Soon enough I will die. By statistical averages, I’ve lived more than half my life span. If I build a kingdom of my own, it will soon enough end. Sure some will be influenced by my life, but how long will it last? A few generations? Then what? The reality is that I’ll more than likely be remembered no more. I barely even know the basics about my great-great grandparents. It’s not a self-deprecating thing, but it is more what James talks about: We are a mist that appears for a little while and then vanishes. I will die for sure within the next 5-6 decades and will be no more.
Having said all this, if I live to build my own kingdom, my influence will fade away in a few generations. But if I live to build the kingdom of Jesus, his kingdom, his influence and his reign will never die and I will have participated in something far greater than myself–something that will last more than a few generations and be gone.

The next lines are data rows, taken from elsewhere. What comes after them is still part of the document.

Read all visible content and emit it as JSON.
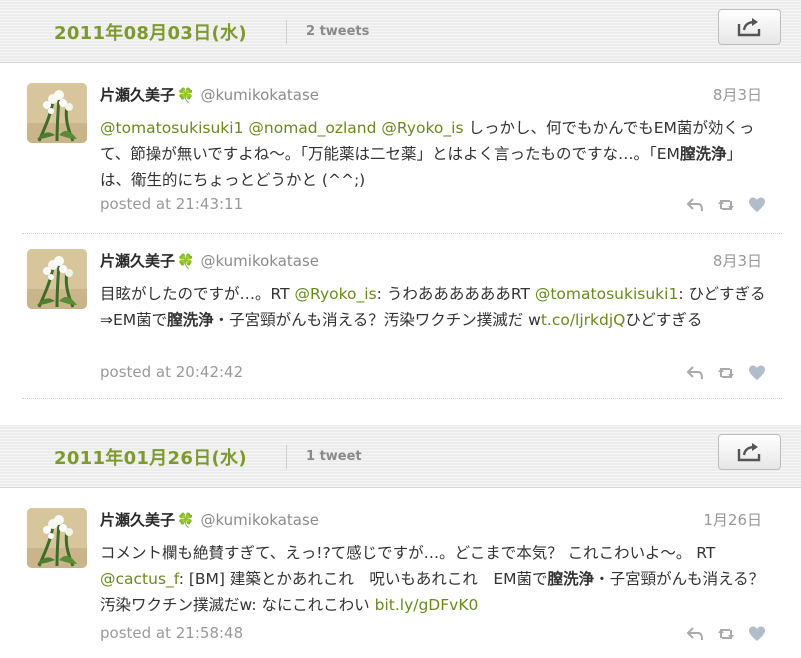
{
  "sections": [
    {
      "date": "2011年08月03日(水)",
      "tweet_count": "2 tweets",
      "tweets": [
        {
          "user_name": "片瀬久美子",
          "clover": "🍀",
          "handle": "@kumikokatase",
          "date": "8月3日",
          "body": [
            {
              "t": "link",
              "v": "@tomatosukisuki1"
            },
            {
              "t": "text",
              "v": " "
            },
            {
              "t": "link",
              "v": "@nomad_ozland"
            },
            {
              "t": "text",
              "v": " "
            },
            {
              "t": "link",
              "v": "@Ryoko_is"
            },
            {
              "t": "text",
              "v": " しっかし、何でもかんでもEM菌が効くって、節操が無いですよね〜。「万能薬は二セ薬」とはよく言ったものですな…。「EM"
            },
            {
              "t": "bold",
              "v": "膣洗浄"
            },
            {
              "t": "text",
              "v": "」は、衛生的にちょっとどうかと (^^;)"
            }
          ],
          "posted": "posted at 21:43:11"
        },
        {
          "user_name": "片瀬久美子",
          "clover": "🍀",
          "handle": "@kumikokatase",
          "date": "8月3日",
          "body": [
            {
              "t": "text",
              "v": "目眩がしたのですが…。RT "
            },
            {
              "t": "link",
              "v": "@Ryoko_is"
            },
            {
              "t": "text",
              "v": ": うわああああああRT "
            },
            {
              "t": "link",
              "v": "@tomatosukisuki1"
            },
            {
              "t": "text",
              "v": ": ひどすぎる⇒EM菌で"
            },
            {
              "t": "bold",
              "v": "膣洗浄"
            },
            {
              "t": "text",
              "v": "・子宮頸がんも消える？汚染ワクチン撲滅だ w"
            },
            {
              "t": "link",
              "v": "t.co/ljrkdjQ"
            },
            {
              "t": "text",
              "v": "ひどすぎる"
            }
          ],
          "posted": "posted at 20:42:42"
        }
      ]
    },
    {
      "date": "2011年01月26日(水)",
      "tweet_count": "1 tweet",
      "tweets": [
        {
          "user_name": "片瀬久美子",
          "clover": "🍀",
          "handle": "@kumikokatase",
          "date": "1月26日",
          "body": [
            {
              "t": "text",
              "v": "コメント欄も絶賛すぎて、えっ!?て感じですが…。どこまで本気？ これこわいよ〜。 RT "
            },
            {
              "t": "link",
              "v": "@cactus_f"
            },
            {
              "t": "text",
              "v": ": [BM] 建築とかあれこれ　呪いもあれこれ　EM菌で"
            },
            {
              "t": "bold",
              "v": "膣洗浄"
            },
            {
              "t": "text",
              "v": "・子宮頸がんも消える？汚染ワクチン撲滅だw: なにこれこわい "
            },
            {
              "t": "link",
              "v": "bit.ly/gDFvK0"
            }
          ],
          "posted": "posted at 21:58:48"
        }
      ]
    }
  ],
  "icons": {
    "share": "share-icon",
    "reply": "reply-icon",
    "retweet": "retweet-icon",
    "favorite": "heart-icon"
  },
  "colors": {
    "date_green": "#7e9a2f",
    "link_green": "#6a8a1f",
    "clover_green": "#4aa23c"
  }
}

To do so means a shift in perspective, and a shift in what makes me feel like I’ve accomplished something. It is for his kingdom that I labor, not my own. And there are not really check-off sheets of accomplishment for his kingdom. Yes, to love is an accomplishment, but it never ends. Kindness is an accomplishment, but it is not something I can check off on a list that I did that. And compassion? It’s not something one can put in a day-timer and schedule and say they did that and now they can feel proud. The reality of the Christian life is that it is the ongoing process of giving and becoming, in that order.
So I need a shift of thinking, a shift of purpose, and a shift of the need to feel like I’m accomplishing something. Accomplishment is not a bad thing, but whose kingdom am I building? It can so subtly becomes my own, but I don’t want to be part of something that lasts only a few generations and is gone, I want to be part of building a kingdom that is forever.